Gesendet von rg am 19.02.2010 12:13 #
@Blickwinkel
Also was mein Kind mir erzählt und was nicht, dass mag nicht nicht beurteilen. Ich hoffe, genügend. Wo fängt es denn an, das aufklären? Im Kindergartenalter, wo man dem Kind erklärt, wer ihm helfen darf, den Popo zu putzen?
"Wie hier zu sehen ist, vergehen über 30 Jahre und einige Betroffenen können erst jetzt darüber sprechen." - Weil den Kindern mit verschiedenen "Sanktionen" auch "Tadelfreiheit" versprochen wurde und diese eben keinen sexuellen Hintergrund sahen.
Kowalskis letzter Satz ist eine Tatsache, Ihr Einwurf:
..."Übrig bleiben die brutalen Vergewaltigungen, gegen die sich kein Kind wehren kann, die sich aber in der Anzahl auf sehr niedrigem Niveau bewegen." ...
Kann ja wohl nicht ernst gemeint sein? Körperlich und seelische Gewalt ist nicht ohne Grund verboten.
Kennen Sie nicht mehr Bettina Wegners Lied?
http://www.youtube.com/watch?v=fcdkwdfz0GA
Gesendet von karla am 19.02.2010 12:32 #
@Kowalski meinte am 19.02.2010 11:42
"...Ein Kind wird NIE nur von Eltern erzogen."
Um es ganz kurz zu machen:
Wenn im Elternhaus das Kind in eine "quasi" Opferrolle hineingedrängt wird, dann spielt das Kind diese Rolle fast mit Perfektion. Der BA-Beitrag zeigt das deutlich mit dem Schweigen über die Jahre.
"...Da können Eltern noch so aufklärend wirken, wenn das Kind von anderen Seiten erfährt, dass ihm/ ihr nicht geglaubt werden könnte, dann sind die besten Eltern machtlos"
Wenn das Kind von anderen Seiten negativ beeinflussbar ist, fehlt es dem Kind an Selbstvertrauen und einer funktionierenden Familie!

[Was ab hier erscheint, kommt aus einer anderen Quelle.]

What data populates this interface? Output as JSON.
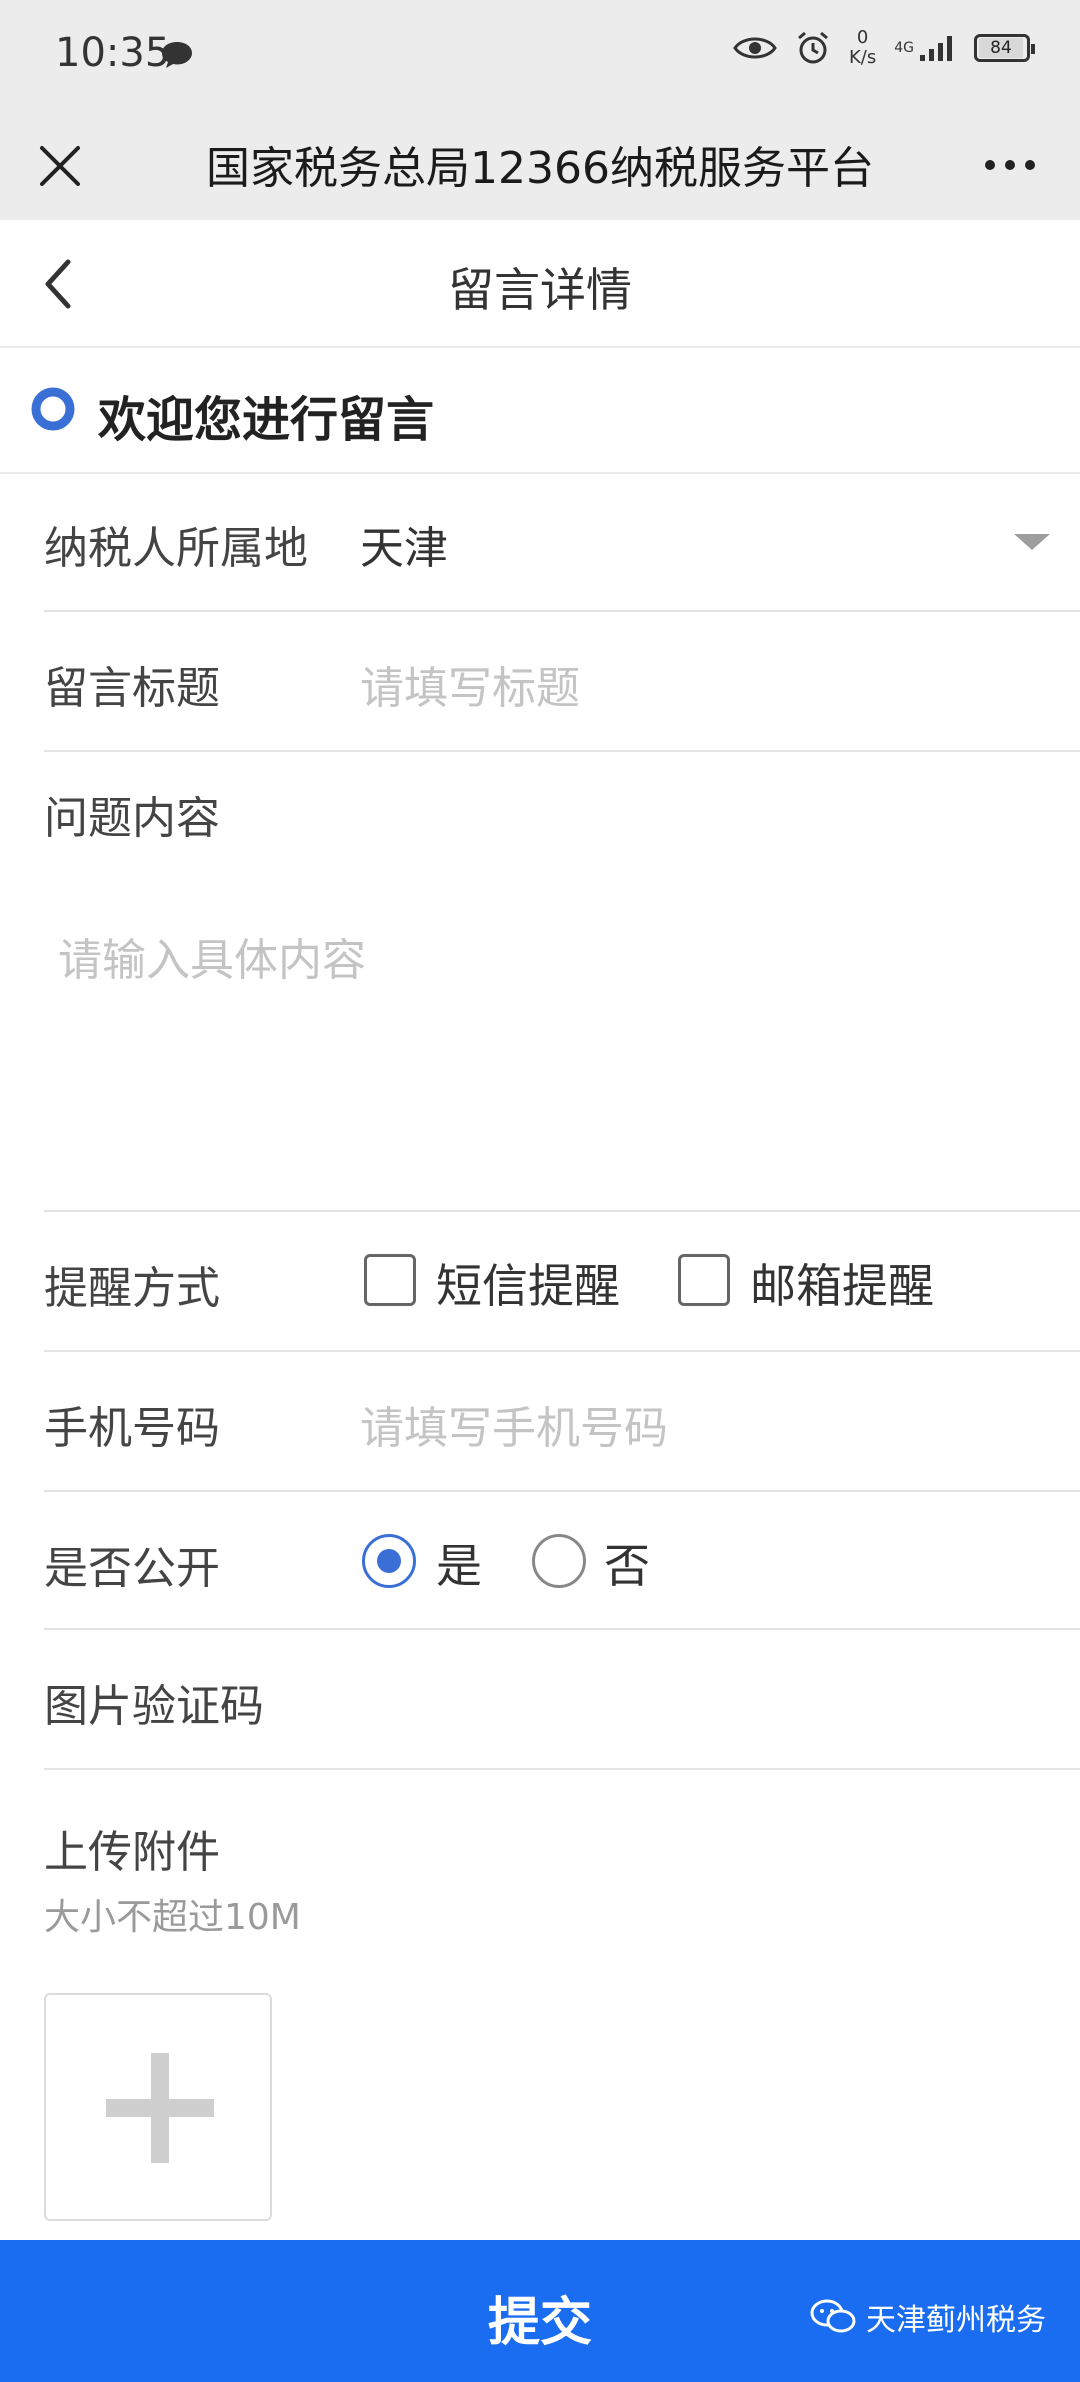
{
  "status_bar": {
    "time": "10:35",
    "net_speed_value": "0",
    "net_speed_unit": "K/s",
    "network": "4G",
    "battery": "84"
  },
  "wechat_bar": {
    "title": "国家税务总局12366纳税服务平台"
  },
  "page": {
    "title": "留言详情"
  },
  "welcome": {
    "text": "欢迎您进行留言"
  },
  "form": {
    "location": {
      "label": "纳税人所属地",
      "value": "天津"
    },
    "subject": {
      "label": "留言标题",
      "placeholder": "请填写标题"
    },
    "content": {
      "label": "问题内容",
      "placeholder": "请输入具体内容"
    },
    "reminder": {
      "label": "提醒方式",
      "sms": "短信提醒",
      "email": "邮箱提醒"
    },
    "phone": {
      "label": "手机号码",
      "placeholder": "请填写手机号码"
    },
    "public": {
      "label": "是否公开",
      "yes": "是",
      "no": "否"
    },
    "captcha": {
      "label": "图片验证码"
    },
    "attachment": {
      "label": "上传附件",
      "hint": "大小不超过10M"
    }
  },
  "submit_label": "提交",
  "watermark": "天津蓟州税务",
  "colors": {
    "accent": "#1a6cf0",
    "radio_blue": "#3a70d6"
  }
}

Die Machtlosigkeit der Eltern hat ganz andere Ursachen!
"...SÄMTLICHE Übergriffe auf Kinder (und Frauen) sind brutale Vergewaltigungen. Sexuell und/ oder an der Seele."

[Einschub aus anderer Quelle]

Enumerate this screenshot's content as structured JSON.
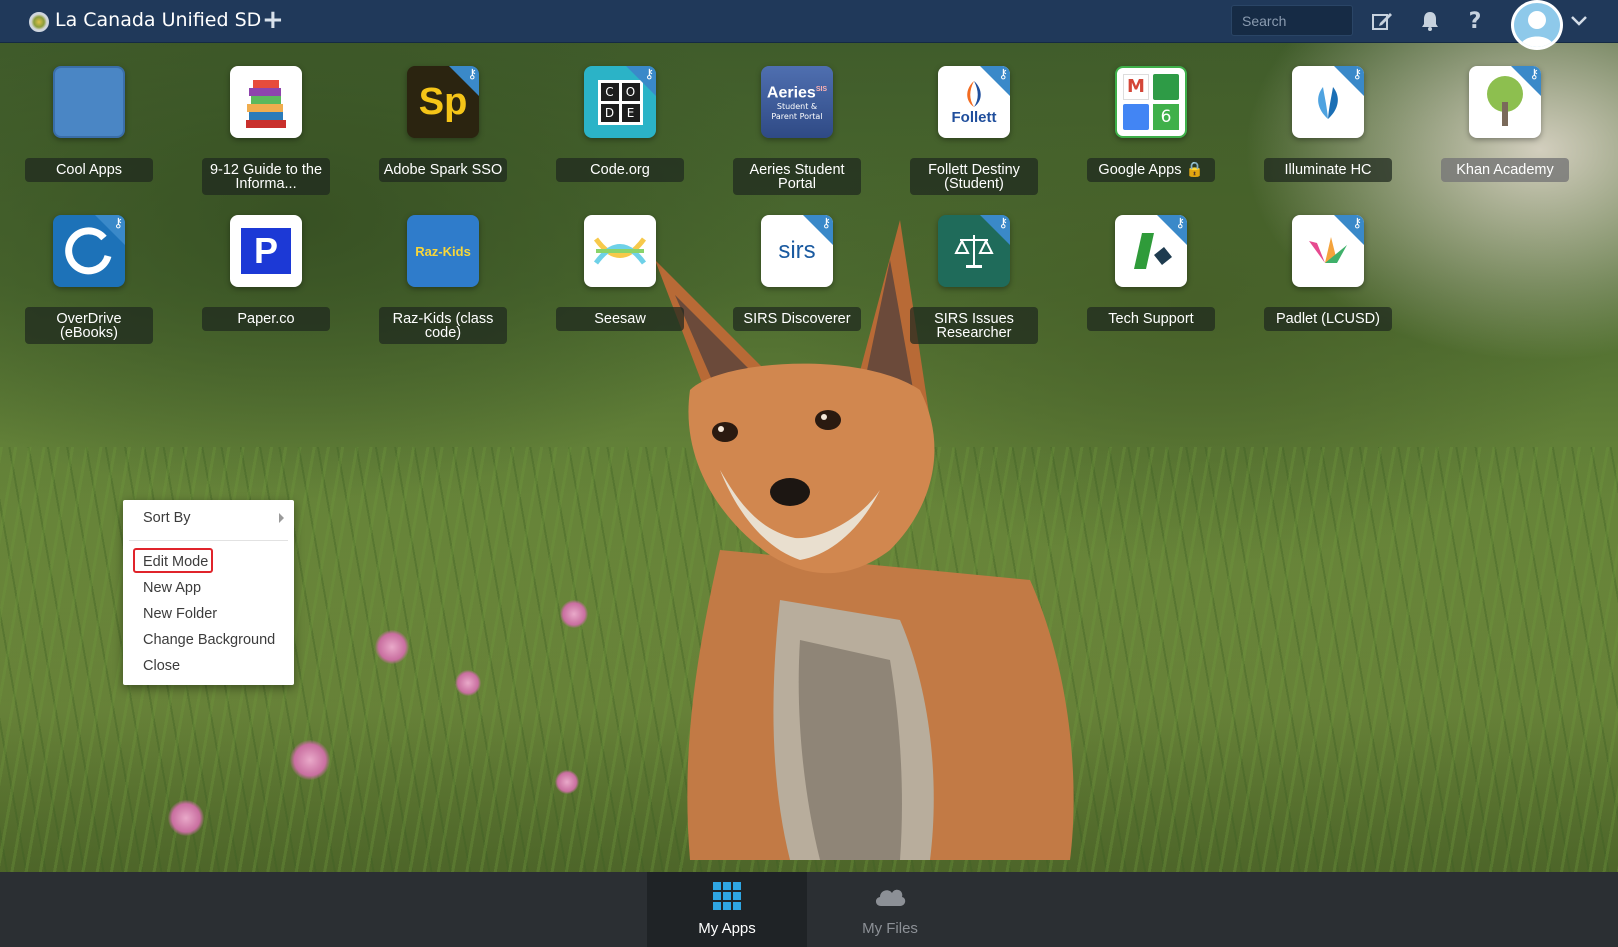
{
  "header": {
    "org_name": "La Canada Unified SD",
    "add_symbol": "+",
    "search_placeholder": "Search"
  },
  "apps": [
    {
      "label": "Cool Apps",
      "icon": "folder-tile",
      "color": "#4a86c5"
    },
    {
      "label": "9-12 Guide to the Informa...",
      "icon": "books-icon",
      "color": "#ffffff"
    },
    {
      "label": "Adobe Spark SSO",
      "icon": "adobe-spark-icon",
      "text": "Sp",
      "color": "#2b2410"
    },
    {
      "label": "Code.org",
      "icon": "code-org-icon",
      "color": "#2bb3c7",
      "grid": [
        "C",
        "O",
        "D",
        "E"
      ]
    },
    {
      "label": "Aeries Student Portal",
      "icon": "aeries-icon",
      "color": "#3d5b9a",
      "title": "Aeries",
      "sub1": "Student &",
      "sub2": "Parent Portal",
      "sis": "SIS"
    },
    {
      "label": "Follett Destiny (Student)",
      "icon": "follett-icon",
      "color": "#ffffff",
      "text": "Follett"
    },
    {
      "label": "Google Apps",
      "icon": "google-apps-icon",
      "color": "#ffffff",
      "count": "6",
      "locked": true
    },
    {
      "label": "Illuminate HC",
      "icon": "illuminate-icon",
      "color": "#ffffff"
    },
    {
      "label": "Khan Academy",
      "icon": "khan-tree-icon",
      "color": "#ffffff",
      "selected": true
    },
    {
      "label": "OverDrive (eBooks)",
      "icon": "overdrive-icon",
      "color": "#1d72b8"
    },
    {
      "label": "Paper.co",
      "icon": "paper-co-icon",
      "color": "#ffffff",
      "text": "P"
    },
    {
      "label": "Raz-Kids (class code)",
      "icon": "raz-kids-icon",
      "color": "#2f7ccb",
      "text": "Raz-Kids"
    },
    {
      "label": "Seesaw",
      "icon": "seesaw-icon",
      "color": "#ffffff"
    },
    {
      "label": "SIRS Discoverer",
      "icon": "sirs-icon",
      "color": "#ffffff",
      "text": "sirs"
    },
    {
      "label": "SIRS Issues Researcher",
      "icon": "scales-icon",
      "color": "#1f6b5a"
    },
    {
      "label": "Tech Support",
      "icon": "tech-support-icon",
      "color": "#ffffff"
    },
    {
      "label": "Padlet (LCUSD)",
      "icon": "padlet-icon",
      "color": "#ffffff"
    }
  ],
  "context_menu": {
    "sort_by": "Sort By",
    "items": [
      "Edit Mode",
      "New App",
      "New Folder",
      "Change Background",
      "Close"
    ]
  },
  "bottom_tabs": [
    {
      "label": "My Apps",
      "icon": "grid-icon",
      "active": true
    },
    {
      "label": "My Files",
      "icon": "cloud-icon",
      "active": false
    }
  ],
  "colors": {
    "topbar": "#20395a",
    "bottombar": "#2b2f33",
    "accent_blue": "#3a89c9",
    "highlight_red": "#e0242b"
  }
}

Verhüten statt Heilen ist der Schlüssel zum Erfolg!
Was glauben Sie, wieviele Missbrauchsübergriffe in allen Berliner Schulen heute stattfinden?

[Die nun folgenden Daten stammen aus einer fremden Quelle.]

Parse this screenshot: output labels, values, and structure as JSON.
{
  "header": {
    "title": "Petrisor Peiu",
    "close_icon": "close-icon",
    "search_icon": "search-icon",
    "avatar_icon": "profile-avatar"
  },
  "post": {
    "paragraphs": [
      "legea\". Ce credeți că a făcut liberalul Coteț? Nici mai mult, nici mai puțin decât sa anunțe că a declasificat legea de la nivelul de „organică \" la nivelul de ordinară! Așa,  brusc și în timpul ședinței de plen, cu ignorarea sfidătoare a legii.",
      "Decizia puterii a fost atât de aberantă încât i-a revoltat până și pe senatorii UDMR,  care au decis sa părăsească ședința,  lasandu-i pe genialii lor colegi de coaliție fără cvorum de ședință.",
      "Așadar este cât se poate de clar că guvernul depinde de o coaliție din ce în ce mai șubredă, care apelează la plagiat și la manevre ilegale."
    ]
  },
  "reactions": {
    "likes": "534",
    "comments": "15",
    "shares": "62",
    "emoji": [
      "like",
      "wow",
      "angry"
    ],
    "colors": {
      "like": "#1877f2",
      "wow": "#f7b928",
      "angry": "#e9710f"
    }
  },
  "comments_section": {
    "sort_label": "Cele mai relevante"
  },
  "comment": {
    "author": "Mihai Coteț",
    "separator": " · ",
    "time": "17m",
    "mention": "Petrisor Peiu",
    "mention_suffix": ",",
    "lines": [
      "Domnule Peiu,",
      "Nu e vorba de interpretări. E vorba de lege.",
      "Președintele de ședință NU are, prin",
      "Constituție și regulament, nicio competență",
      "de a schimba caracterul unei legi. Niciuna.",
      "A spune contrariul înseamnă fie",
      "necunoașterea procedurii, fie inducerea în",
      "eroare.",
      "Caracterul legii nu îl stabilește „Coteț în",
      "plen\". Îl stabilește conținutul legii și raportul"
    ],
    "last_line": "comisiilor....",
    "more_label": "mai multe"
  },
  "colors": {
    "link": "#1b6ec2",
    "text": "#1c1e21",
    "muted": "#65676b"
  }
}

Wissen werden wir es, wenn wir so weitermachen, erst in über 30 Jahren!!
Trotzdem ein schönes Wochenende.
Gesendet von Blickwinkel am 19.02.2010 12:51 #
Kennen Sie "Dunkelziffer"?
Wenn an erster Stelle die Bestrafung steht, dann bestrafen Sie mal alle Täter, die sich in der "Dunkelziffer" verbergen.
Mir ist es lieber, das Kind in Zukunft vor diesem Unheil zu beschützen.
Das Täter bestraft werden müssen, habe ich nie in Abrede gestellt.
Die Prioritäten sind bei mir etwas anders!!
Gesendet von Blickwinkel am 19.02.2010 13:50 #
Die Kirche muss sich intensiver damit auseinandersetzen, welche ihrer eigenden Strukturen Missbrauch begünstigt.
Auch um die grundsätzliche Frage, wie zeitgemäß das Zölibat noch ist wird sie nicht drum herumkommen.
Die zölibatäre Lebensform ist sicher nicht an allem schuld. sexueller Missbrauch gibt es auch in den Familien und an anderen normalen Schulen , jetzt , heute , in dieser Stunde.
Was mich ankotzt ist diese Medienhype.
Gesendet von Toska am 19.02.2010 16:56 #
Die Vertuscher gehören vor das Gericht.
Gesendet von Helen am 19.02.2010 22:31 #
In den USA hat der Jesuiten-Orden schon mal vorsorglich Insolvenz angemeldet.
Sollten nämlich unter den Canisius-Opfern US-Bürger sein, dann kann das sehr, sehr teuer werden.
Ganz unabhängig von der Verjährung der Straftat.
Gesendet von Hernando am 22.02.2010 13:04 #
@ Hernando (22.02.2010 13:04)
es schadet nichts und nützt recht viel, wenn man die quelle nennt, auf die man sich bezieht!